Re: [PATCH 1/1] Fix: trace sched switch start/stop racy updates

From: Linus Torvalds
Date: Sat Aug 17 2019 - 04:44:30 EST


On Sat, Aug 17, 2019 at 1:28 AM Linus Torvalds
<torvalds@xxxxxxxxxxxxxxxxxxxx> wrote:
>
> unsigned int bits = some_global_value;
> ...test different bits in in 'bits' ...
>
> can easily cause multiple reads (particularly on a CPU that has a
> "test bits in memory" instruction and a lack of registers.
>
> So then doing it as
>
> unsigned int bits = READ_ONCE(some_global_value);
> .. test different bits in 'bits'...

Side note: this is likely the best example of actual WRITE_ONCE() use
too: if you have that global value with multiple bits that actually
have some interdependencies, then doing

some_global_value = some_complex_expression();

might be reasonably compiled to do several rmw instructions to update
'some_global_value'

So then

WRITE_ONCE(some_global_value, some_complex_expression());

really can be a good thing - it clearly just writes things once, and
it also documents the whole "write one or the other" value, not some
mid-way one, when you then look at the READ_ONCE() thing.

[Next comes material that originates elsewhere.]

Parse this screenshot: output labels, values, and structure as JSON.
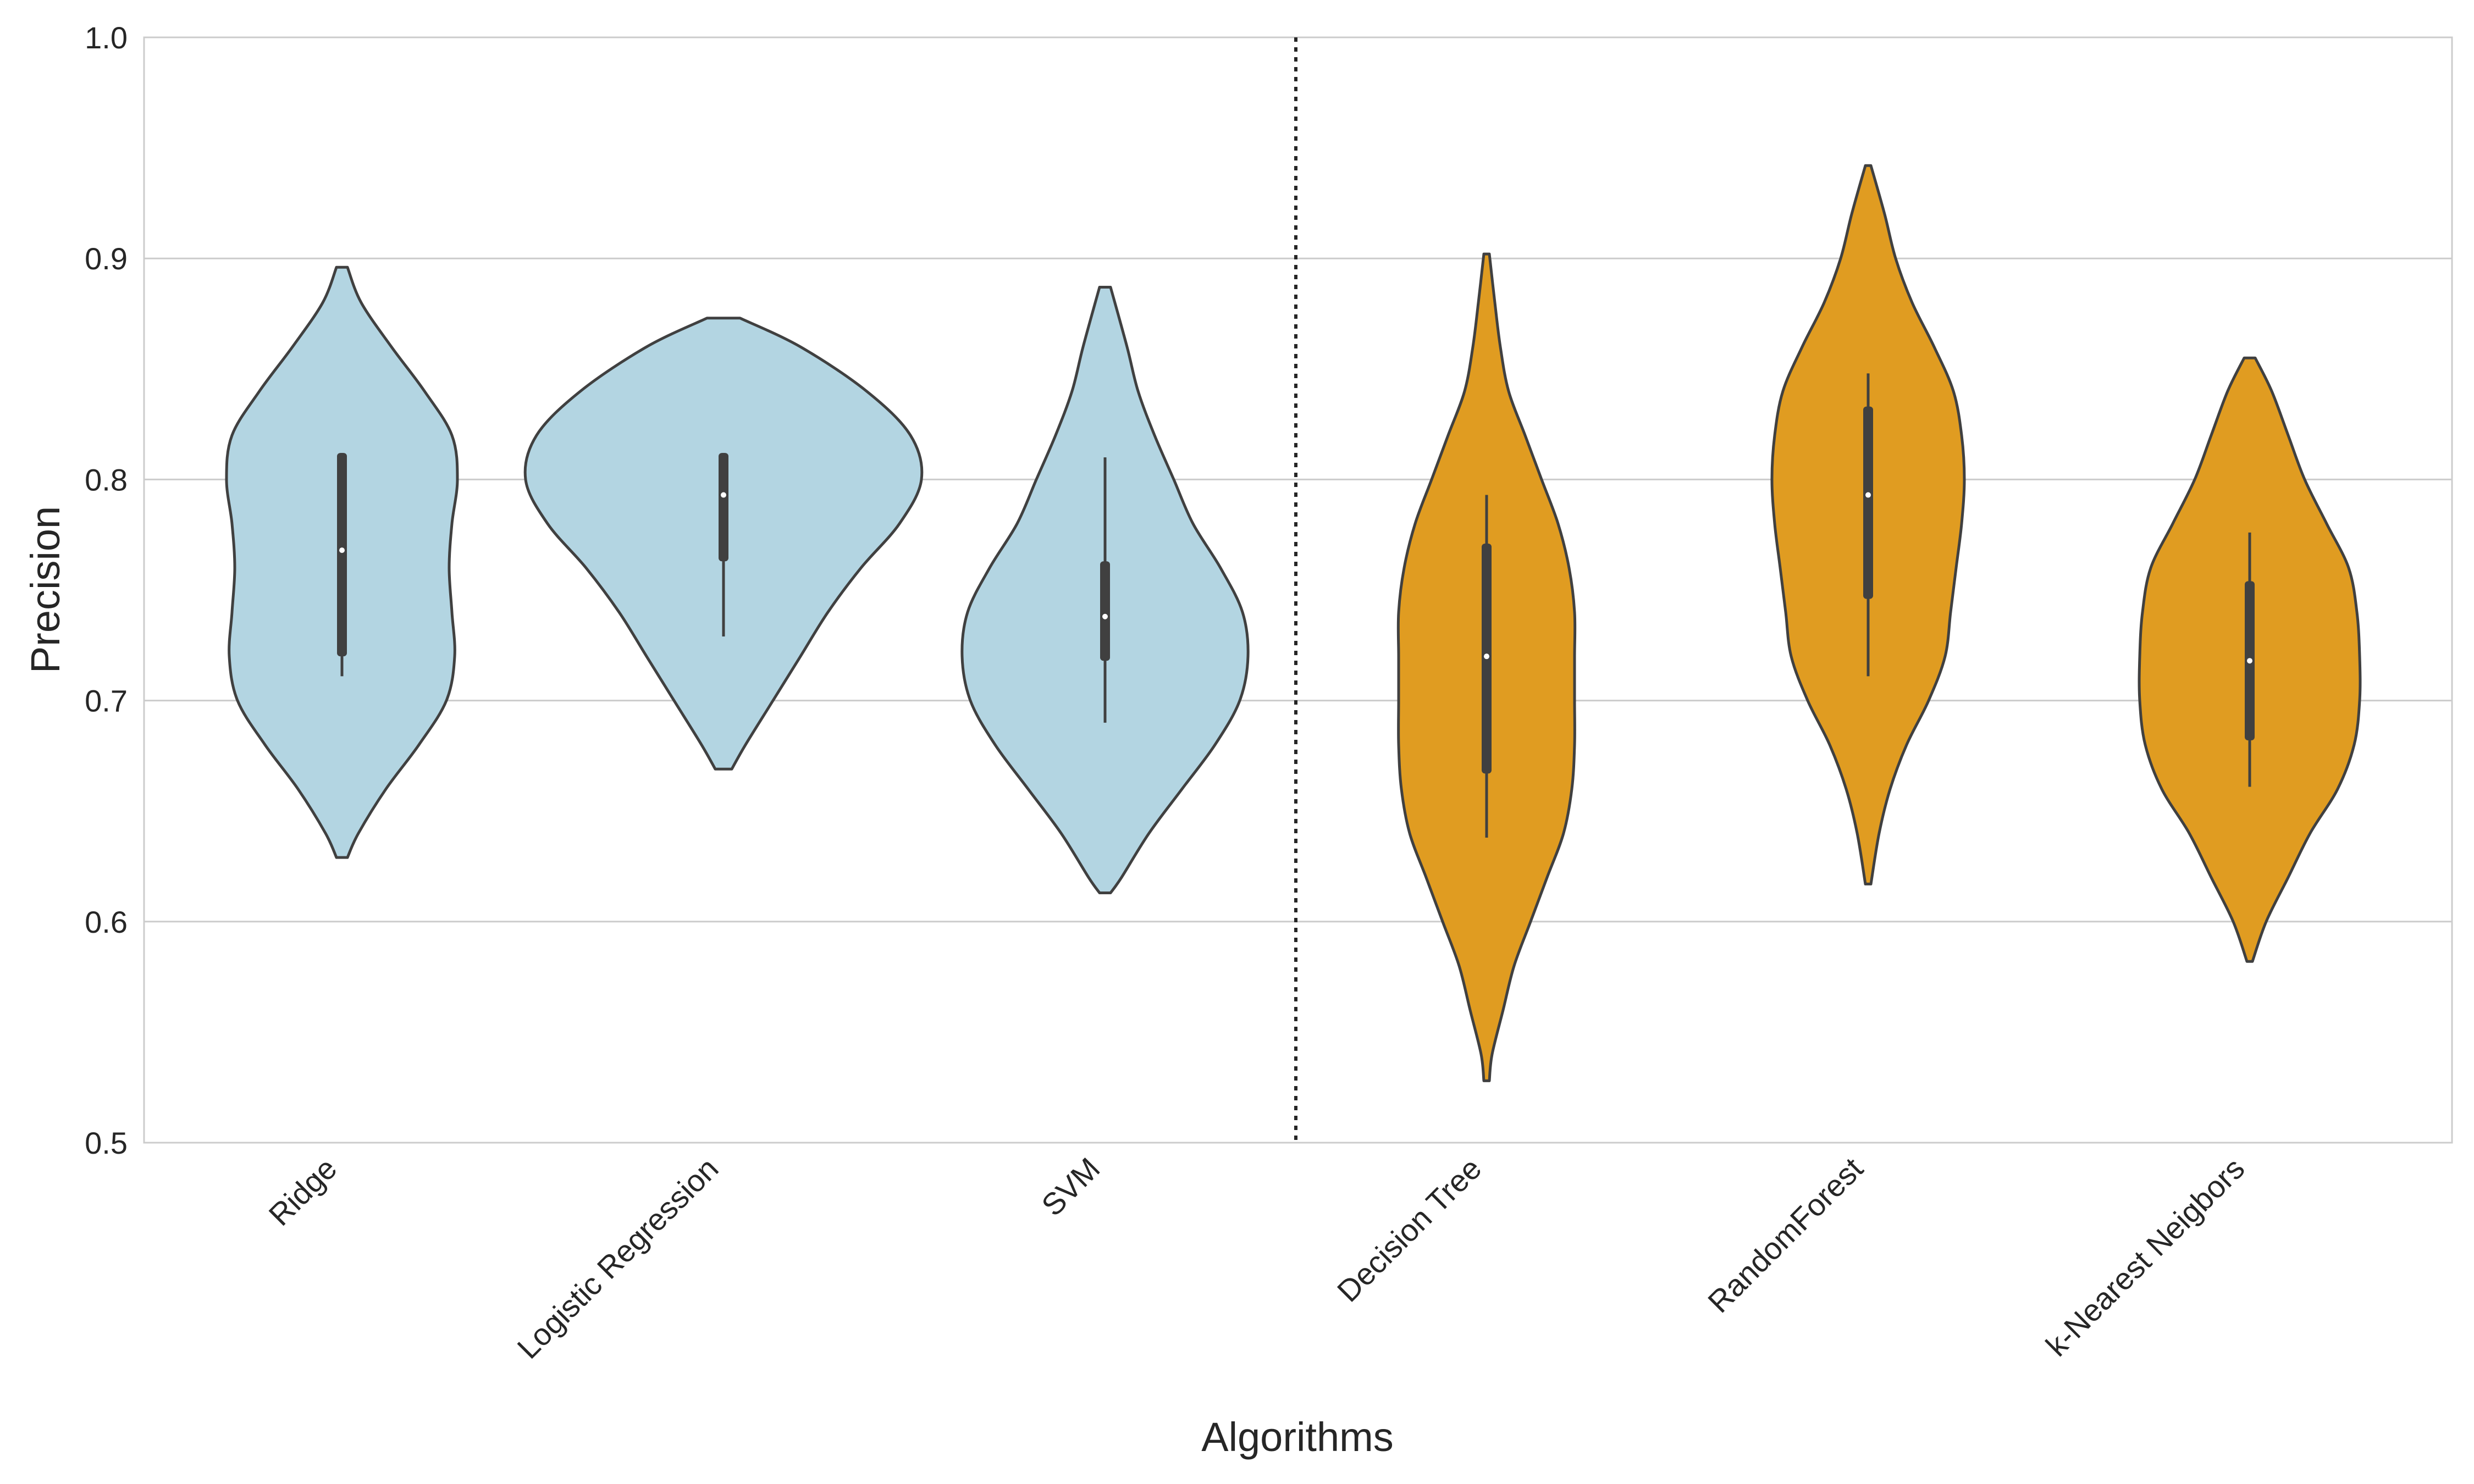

But I'm seeing a lot of WRITE_ONCE(x, constantvalue) kind of things
and don't seem to find a lot of reason to think that they are any
inherently better than "x = constantvalue".

(In contrast, using "smp_store_release(flag, true)" has inherent
value, because it actually implies a memory barrier wrt previous
writes, in ways that WRITE_ONCE() or a direct assignment does not.)

Ok, enough blathering. I think I've made my point.